On April 10, 2013, we learned that an employee’s password-protected unencrypted laptop was stolen from the employee’s car the day before.  The White County Sheriff’s Office was immediately contacted and we began an internal investigation. That investigation determined that the laptop contained patient information. Emails stored on the laptop’s hard drive may have contained patient names, dates of birth, physicians’ names, medical record numbers, diagnoses and dates of service. The laptop did not contain Social Security numbers, financial information, or patients’ medical records.

While Arnett has no reason to believe the information on this laptop has been improperly accessed or used, we believe as a precaution it was important to tell our patients this happened.

We apologize for any inconvenience this may cause you. Arnett takes very seriously its obligation to keep the information it maintains secure and we appreciate the trust that you place in us. Arnett is reviewing its policies and procedures to minimize the chance of such an incident occurring in the future. In addition, Arnett has mandatory privacy and security training for all of its workforce members.

We value our patients, and began mailing letters to the affected patients on May 10, 2013. If you believe you are affected but do not receive a letter by May 31, 2013, or if you have any questions regarding this incident, please call 1.888.722.0627 Monday through Friday between 9 am and 7 pm Eastern Time and enter or say the following telephone pass code 2121447 when prompted.

SOURCE:  Indiana University Health

So they have “no reason to believe the information has been accessed?” Do they have any reason to believe it hasn’t been?
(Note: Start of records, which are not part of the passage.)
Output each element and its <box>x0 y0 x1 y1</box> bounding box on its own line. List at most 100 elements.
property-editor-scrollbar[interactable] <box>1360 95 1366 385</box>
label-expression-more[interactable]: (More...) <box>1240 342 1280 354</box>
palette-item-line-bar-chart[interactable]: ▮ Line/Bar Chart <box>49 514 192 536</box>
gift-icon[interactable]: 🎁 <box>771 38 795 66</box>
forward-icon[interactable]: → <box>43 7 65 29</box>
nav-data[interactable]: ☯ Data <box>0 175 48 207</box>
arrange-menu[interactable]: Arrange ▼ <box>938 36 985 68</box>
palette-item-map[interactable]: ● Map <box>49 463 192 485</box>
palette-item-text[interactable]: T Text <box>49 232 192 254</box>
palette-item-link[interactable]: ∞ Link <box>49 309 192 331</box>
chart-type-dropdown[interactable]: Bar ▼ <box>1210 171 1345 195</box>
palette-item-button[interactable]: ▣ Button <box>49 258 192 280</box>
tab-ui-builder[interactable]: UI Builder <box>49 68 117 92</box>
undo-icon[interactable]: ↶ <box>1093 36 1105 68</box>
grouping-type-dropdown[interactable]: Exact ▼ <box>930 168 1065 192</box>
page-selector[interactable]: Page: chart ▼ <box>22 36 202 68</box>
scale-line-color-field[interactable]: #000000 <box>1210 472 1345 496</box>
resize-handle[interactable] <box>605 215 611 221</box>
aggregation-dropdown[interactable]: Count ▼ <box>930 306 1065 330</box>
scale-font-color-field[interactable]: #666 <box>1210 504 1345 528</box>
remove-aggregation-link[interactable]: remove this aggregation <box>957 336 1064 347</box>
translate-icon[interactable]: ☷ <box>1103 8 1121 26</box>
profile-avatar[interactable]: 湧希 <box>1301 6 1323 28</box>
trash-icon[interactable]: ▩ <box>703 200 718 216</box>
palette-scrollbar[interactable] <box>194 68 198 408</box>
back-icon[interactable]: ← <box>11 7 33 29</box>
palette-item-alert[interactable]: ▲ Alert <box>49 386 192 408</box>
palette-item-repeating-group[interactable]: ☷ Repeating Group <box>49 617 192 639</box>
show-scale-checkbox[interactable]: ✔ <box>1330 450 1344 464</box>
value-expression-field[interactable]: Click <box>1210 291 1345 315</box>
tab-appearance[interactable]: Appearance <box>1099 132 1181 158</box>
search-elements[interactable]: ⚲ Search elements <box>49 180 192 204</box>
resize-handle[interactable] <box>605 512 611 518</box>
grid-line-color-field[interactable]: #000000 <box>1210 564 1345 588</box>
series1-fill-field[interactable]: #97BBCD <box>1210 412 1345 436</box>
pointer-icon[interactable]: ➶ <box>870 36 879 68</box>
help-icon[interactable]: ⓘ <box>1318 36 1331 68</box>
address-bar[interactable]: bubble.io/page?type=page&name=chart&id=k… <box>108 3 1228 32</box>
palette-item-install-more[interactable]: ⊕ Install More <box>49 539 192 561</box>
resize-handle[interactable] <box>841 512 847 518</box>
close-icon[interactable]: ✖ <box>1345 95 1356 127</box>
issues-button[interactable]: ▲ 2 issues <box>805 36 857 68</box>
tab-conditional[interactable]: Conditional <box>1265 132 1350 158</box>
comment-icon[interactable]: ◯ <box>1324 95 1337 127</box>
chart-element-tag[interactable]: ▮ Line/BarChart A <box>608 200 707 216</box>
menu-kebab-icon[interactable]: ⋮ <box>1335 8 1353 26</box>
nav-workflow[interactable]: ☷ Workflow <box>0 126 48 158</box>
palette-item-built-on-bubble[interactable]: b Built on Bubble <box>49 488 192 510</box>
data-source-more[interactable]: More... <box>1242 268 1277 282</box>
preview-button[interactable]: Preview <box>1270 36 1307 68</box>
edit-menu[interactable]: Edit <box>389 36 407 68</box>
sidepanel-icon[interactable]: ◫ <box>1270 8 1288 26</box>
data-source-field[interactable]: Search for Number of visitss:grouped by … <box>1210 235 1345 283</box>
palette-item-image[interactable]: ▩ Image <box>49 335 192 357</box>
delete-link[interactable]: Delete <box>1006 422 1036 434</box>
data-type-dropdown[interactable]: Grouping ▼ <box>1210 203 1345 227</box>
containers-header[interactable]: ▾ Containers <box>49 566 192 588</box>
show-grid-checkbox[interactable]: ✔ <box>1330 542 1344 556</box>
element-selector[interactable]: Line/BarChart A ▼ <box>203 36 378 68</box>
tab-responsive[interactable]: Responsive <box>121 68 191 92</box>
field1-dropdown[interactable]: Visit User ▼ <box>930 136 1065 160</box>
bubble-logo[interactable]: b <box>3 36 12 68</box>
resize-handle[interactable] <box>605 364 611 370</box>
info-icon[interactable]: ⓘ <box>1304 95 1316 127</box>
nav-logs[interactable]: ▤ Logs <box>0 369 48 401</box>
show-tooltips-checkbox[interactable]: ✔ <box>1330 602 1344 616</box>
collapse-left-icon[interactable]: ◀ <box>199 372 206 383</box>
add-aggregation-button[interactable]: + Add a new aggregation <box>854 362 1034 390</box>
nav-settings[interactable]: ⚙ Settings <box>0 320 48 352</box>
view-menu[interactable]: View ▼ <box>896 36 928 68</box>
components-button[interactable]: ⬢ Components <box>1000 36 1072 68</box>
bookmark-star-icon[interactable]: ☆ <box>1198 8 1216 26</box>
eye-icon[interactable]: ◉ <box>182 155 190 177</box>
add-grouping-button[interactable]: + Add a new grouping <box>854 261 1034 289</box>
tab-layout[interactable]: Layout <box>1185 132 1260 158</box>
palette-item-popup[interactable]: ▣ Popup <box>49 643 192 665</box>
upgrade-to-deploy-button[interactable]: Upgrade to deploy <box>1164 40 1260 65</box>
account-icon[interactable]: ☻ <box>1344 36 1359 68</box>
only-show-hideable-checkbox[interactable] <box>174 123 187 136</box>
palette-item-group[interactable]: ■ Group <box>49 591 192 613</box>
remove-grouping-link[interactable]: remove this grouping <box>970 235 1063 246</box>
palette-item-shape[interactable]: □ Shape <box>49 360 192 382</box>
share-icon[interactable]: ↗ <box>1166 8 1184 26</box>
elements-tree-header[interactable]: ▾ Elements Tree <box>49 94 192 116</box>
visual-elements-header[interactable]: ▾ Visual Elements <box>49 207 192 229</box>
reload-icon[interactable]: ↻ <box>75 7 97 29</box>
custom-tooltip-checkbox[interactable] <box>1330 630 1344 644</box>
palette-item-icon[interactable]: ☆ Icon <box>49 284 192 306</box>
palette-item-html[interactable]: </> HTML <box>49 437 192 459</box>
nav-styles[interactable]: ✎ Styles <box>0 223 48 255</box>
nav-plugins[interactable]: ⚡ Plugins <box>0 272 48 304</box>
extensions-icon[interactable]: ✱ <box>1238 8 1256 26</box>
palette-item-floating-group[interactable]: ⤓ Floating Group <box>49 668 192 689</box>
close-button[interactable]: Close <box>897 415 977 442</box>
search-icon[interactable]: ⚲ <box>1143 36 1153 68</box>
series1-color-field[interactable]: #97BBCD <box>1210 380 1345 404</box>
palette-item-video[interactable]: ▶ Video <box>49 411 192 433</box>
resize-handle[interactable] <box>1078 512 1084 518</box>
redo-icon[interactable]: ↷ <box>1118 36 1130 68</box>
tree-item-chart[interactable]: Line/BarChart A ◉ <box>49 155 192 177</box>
Was the laptop installed with any protections that would have notified them?  And was the employee violating policy by (1) not having encryption deployed and (2) leaving the laptop in a car?  Was this an IUHA-issued laptop or the employee’s personal laptop that was used to access work-related emails?

JCONline adds a statement from Arnett as to the delay in notification:

The original release from IU Health Arnett did not explain why the theft was not made public until May 10. When asked that question, Fuqua issued the following statement:

“Arnett is committed to maintaining the privacy and security of the patient information provided to us, and we worked hard to notify our patients as soon as possible. As soon as we learned of the theft on April 10, we immediately began a thorough internal investigation to determine which of our patients were affected and what information was included.”


In other words, they didn’t really explain why it took one month to notify.